Viguerie's children did take a shot at sending their father into the cold water. Renee, 19, missed all three of her shots. But Viguerie's son Richard hit with two of three tennis ball bullets. Said the conservative fund-raiser of his time over the icy water: "It's not the highlight of the day, not the funnest part."
After the dunking, most of the crowd of parents and kids adjourned down a dirt path to a field in a remote part of Turkey Run, where weekend Revolutionary War hobbyists staged a reenactment of a battle, realistic in uniforms, dust, muskets, blue smoke and noise--if not in bullets. The Americans, who brought in a cannon, eventually overcame the British, who retreated in two orderly lines.
During the battle one of the British Red Coats "became unhinged," in the words of narrator and U.S. military historian Bob Wright, and deserted his fellow soldiers.

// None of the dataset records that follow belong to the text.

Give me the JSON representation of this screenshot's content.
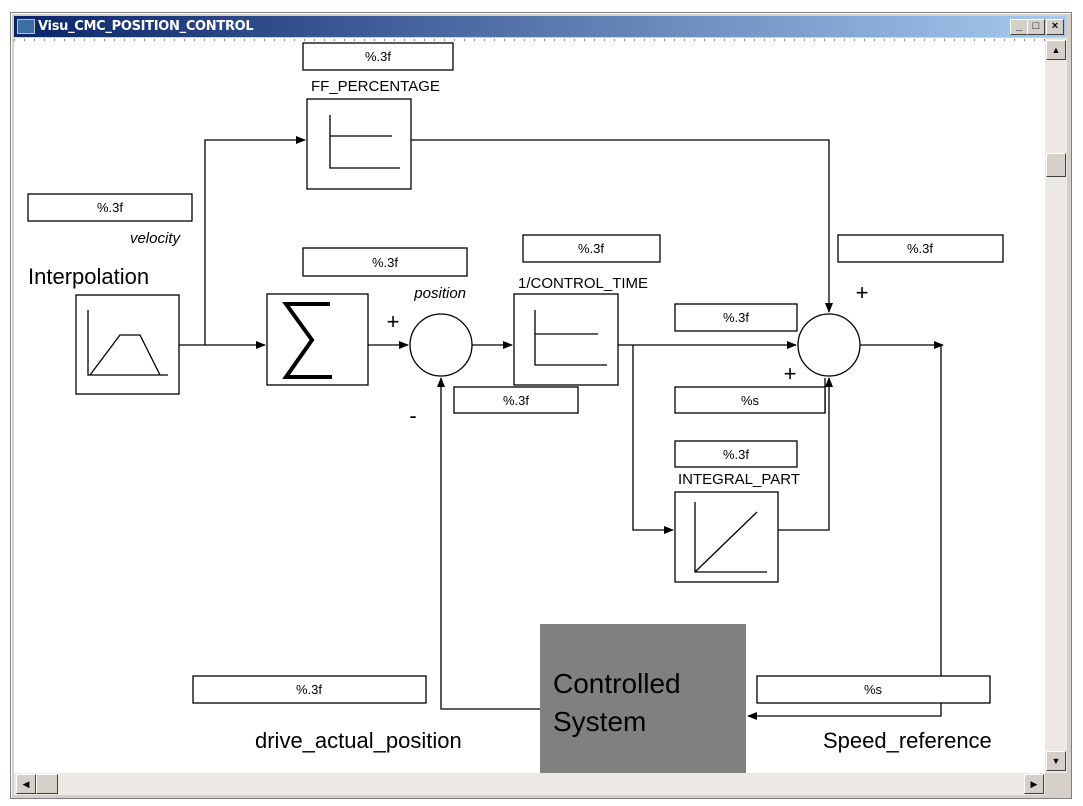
{
  "window": {
    "title": "Visu_CMC_POSITION_CONTROL",
    "icon": "window-app-icon",
    "controls": [
      "minimize",
      "maximize",
      "close"
    ]
  },
  "diagram": {
    "ff_value": "%.3f",
    "ff_label": "FF_PERCENTAGE",
    "velocity_value": "%.3f",
    "velocity_label": "velocity",
    "interpolation_label": "Interpolation",
    "position_value": "%.3f",
    "position_label": "position",
    "sum1_plus": "+",
    "sum1_minus": "-",
    "control_time_value": "%.3f",
    "control_time_label": "1/CONTROL_TIME",
    "error_value": "%.3f",
    "p_part_value": "%.3f",
    "sum2_plus_top": "+",
    "sum2_plus_bottom": "+",
    "status_value": "%s",
    "integral_value": "%.3f",
    "integral_label": "INTEGRAL_PART",
    "output_value": "%.3f",
    "controlled_system_line1": "Controlled",
    "controlled_system_line2": "System",
    "controlled_system_color": "#808080",
    "drive_value": "%.3f",
    "drive_label": "drive_actual_position",
    "speed_value": "%s",
    "speed_label": "Speed_reference"
  }
}
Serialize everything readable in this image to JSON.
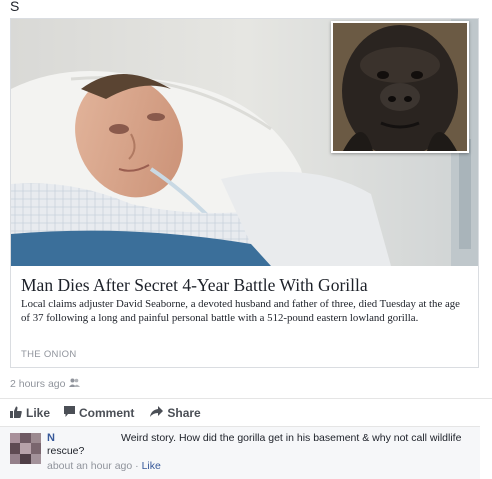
{
  "header": {
    "letter": "S"
  },
  "article": {
    "headline": "Man Dies After Secret 4-Year Battle With Gorilla",
    "description": "Local claims adjuster David Seaborne, a devoted husband and father of three, died Tuesday at the age of 37 following a long and painful personal battle with a 512-pound eastern lowland gorilla.",
    "source": "THE ONION"
  },
  "post": {
    "timestamp": "2 hours ago",
    "privacy_icon": "friends-icon"
  },
  "actions": {
    "like": "Like",
    "comment": "Comment",
    "share": "Share"
  },
  "comment": {
    "author": "N",
    "text": "Weird story. How did the gorilla get in his basement & why not call wildlife rescue?",
    "time": "about an hour ago",
    "separator": "·",
    "like": "Like"
  },
  "colors": {
    "link": "#365899",
    "meta": "#90949c",
    "action": "#4b4f56"
  }
}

The deserter, Michael E. Dumene, who in real life works as a historical interpreter at Ford's Theatre, was promptly captured by soldiers from 71st Scots Regiment, and after the battle he was court-martialed, sentenced and hanged for the amusement of the assembled conservative crowd. "You'll notice," one of the British officers told the audience between the sentencing and the hanging, "he was not found insane." There was enthusiastic cheering.
Viguerie didn't seem to take as much pleasure in the mock execution as the rest of the crowd. "It was very realistic. But I'm one of the very few conservatives who don't believe in capital punishment. It's too bad they had to do things like that."
In general, Viguerie thought the picnic "a success, 100 percent over. We were expecting 800 to 900 people and we got 1,500 to 1,700. Somebody suggested we make it an annual event, and I think that's a good idea. With a little advance planning, we should be able to accommodate 3,000 people next year."
And Viguerie said he "thought Jim Watt was a particularly good sport about being dunked. This administration could use a lot more people in it that had that attitude of getting down with the people."